Er schüttelte seinen Kopf und gab mir ein Zeichen leise zu sein, während er sein Handy an sein Ohr hielt. Nur wenige Momente später schien er voll in seinem Element zu sein: Er redete begeistert auf die Person am anderen Ende ein, gestikulierte wild und versetzte sich richtig in diese Lage. Er war wie diese Leute in den Talkshows, die von 0 auf 100 total am ausflippen waren - nur war es bei Julian irgendwie... positiv.


***


''Du spinnst.'', rief ich und sprang vom Sofa auf. ''Du bist doch völlig verrückt geworden!'' Ich beobachtete, wie Julian grinsend auf seinem Platz sitzen blieb, während ich einen halben Nervenzusammenbruch erlitt. Was war nur heute los?

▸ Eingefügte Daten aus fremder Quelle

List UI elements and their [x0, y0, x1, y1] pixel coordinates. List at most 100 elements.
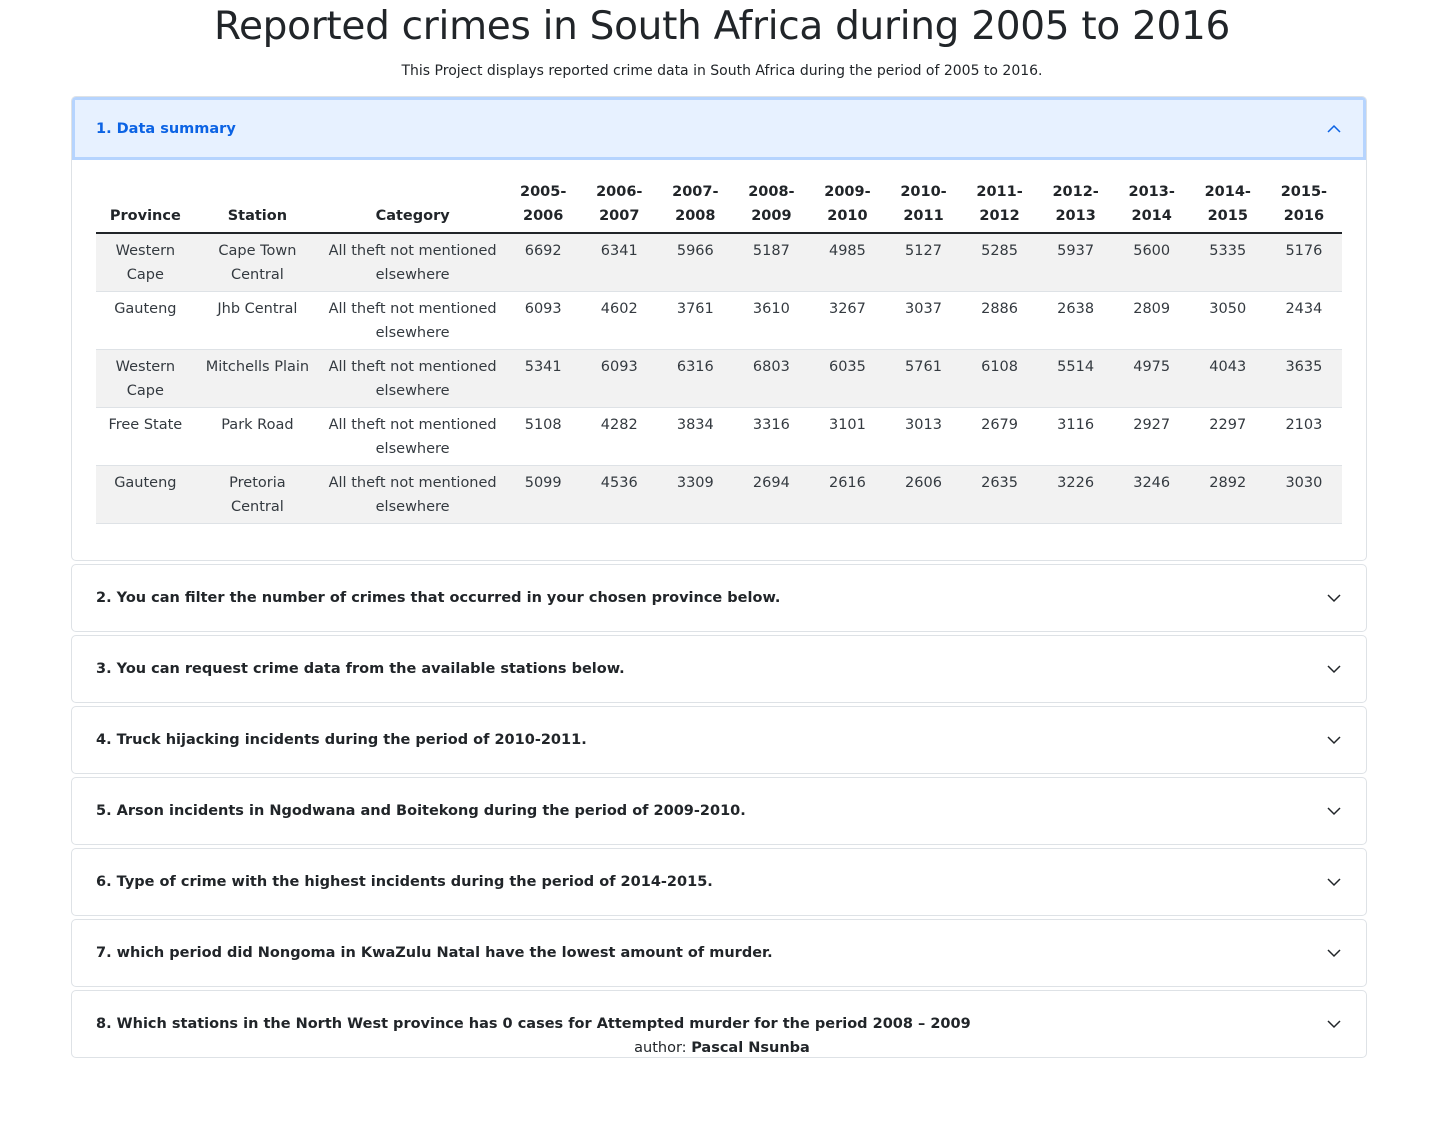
accordion-header-nongoma-murder[interactable]: 7. which period did Nongoma in KwaZulu N…	[72, 920, 1366, 986]
table-cell: Western Cape	[96, 349, 195, 408]
accordion-header-north-west-attempted-murder[interactable]: 8. Which stations in the North West prov…	[72, 991, 1366, 1057]
column-header: 2005-2006	[505, 174, 582, 234]
accordion-header-label: 4. Truck hijacking incidents during the …	[96, 732, 587, 748]
table-cell: 5514	[1037, 349, 1114, 408]
table-cell: Cape Town Central	[194, 233, 321, 292]
accordion-header-station-request[interactable]: 3. You can request crime data from the a…	[72, 636, 1366, 702]
table-cell: 5335	[1189, 233, 1266, 292]
table-cell: 5600	[1113, 233, 1190, 292]
table-cell: 6108	[961, 349, 1038, 408]
accordion-header-truck-hijacking[interactable]: 4. Truck hijacking incidents during the …	[72, 707, 1366, 773]
table-cell: 3246	[1113, 465, 1190, 524]
chevron-down-icon	[1327, 1020, 1341, 1029]
accordion-header-label: 6. Type of crime with the highest incide…	[96, 874, 713, 890]
column-header: Category	[320, 174, 506, 234]
table-cell: Pretoria Central	[194, 465, 321, 524]
table-cell: All theft not mentioned elsewhere	[320, 349, 506, 408]
table-cell: 2103	[1265, 407, 1342, 466]
author-name: Pascal Nsunba	[691, 1040, 810, 1056]
table-cell: 6803	[733, 349, 810, 408]
table-cell: 2886	[961, 291, 1038, 350]
table-cell: All theft not mentioned elsewhere	[320, 233, 506, 292]
table-cell: 3030	[1265, 465, 1342, 524]
table-header-row: Province Station Category 2005-2006 2006…	[96, 174, 1342, 234]
accordion-header-label: 1. Data summary	[96, 120, 236, 137]
table-cell: 4043	[1189, 349, 1266, 408]
table-cell: 2809	[1113, 291, 1190, 350]
table-cell: 5127	[885, 233, 962, 292]
table-cell: 3226	[1037, 465, 1114, 524]
footer: author: Pascal Nsunba	[0, 1040, 1444, 1056]
table-cell: 5761	[885, 349, 962, 408]
chevron-down-icon	[1327, 949, 1341, 958]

''Beruhig dich, das gehört eben alles dazu...''

''Beruhigen? Wie soll das gehen, nach sowas?'' Ich ließ mich wieder auf das Sofa fallen und bedeckt mein Gesicht mit meinem Händen. ''Sie wird so lachen, wenn sie mich sieht...''

''Warum sollte sie? Ihr werdet sowas wie Kolleginnen. Außerdem ist sie vollkommen anders, als du jetzt vielleicht denkst.'' Julian griff nach meinen beiden Händen und entfernte sie von meinem Gesicht. ''Mach dir absolut keine Sorgen. Du wirst ein wundervolles Model.''

Ich spürte wie sich meine Wangen leicht rot färbten. Was passierte hier? Innerhalb von wenigen Stunden veränderte sich mein Leben gerade komplett und Julian war der Grund dafür. Auch er hatte sich seit den letzten Stunden total verändert. Er war rücksichtsvoller, als habe er ein neues Ich bekommen. Seit gestern Abend war er wie ausgewechselt, wahrscheinlich haben ihm seine Bemerkungen wohl doch irgendwie leid getan und er versuchte sich so zu entschuldigen. Obwohl er das ja mit seinen Worten schon getan hatte und, ganz ehrlich, das hätte mir total gereicht.

Dennoch schien es so irgendwie besser zu sein, für ihn auf alle Fälle - aber für mich?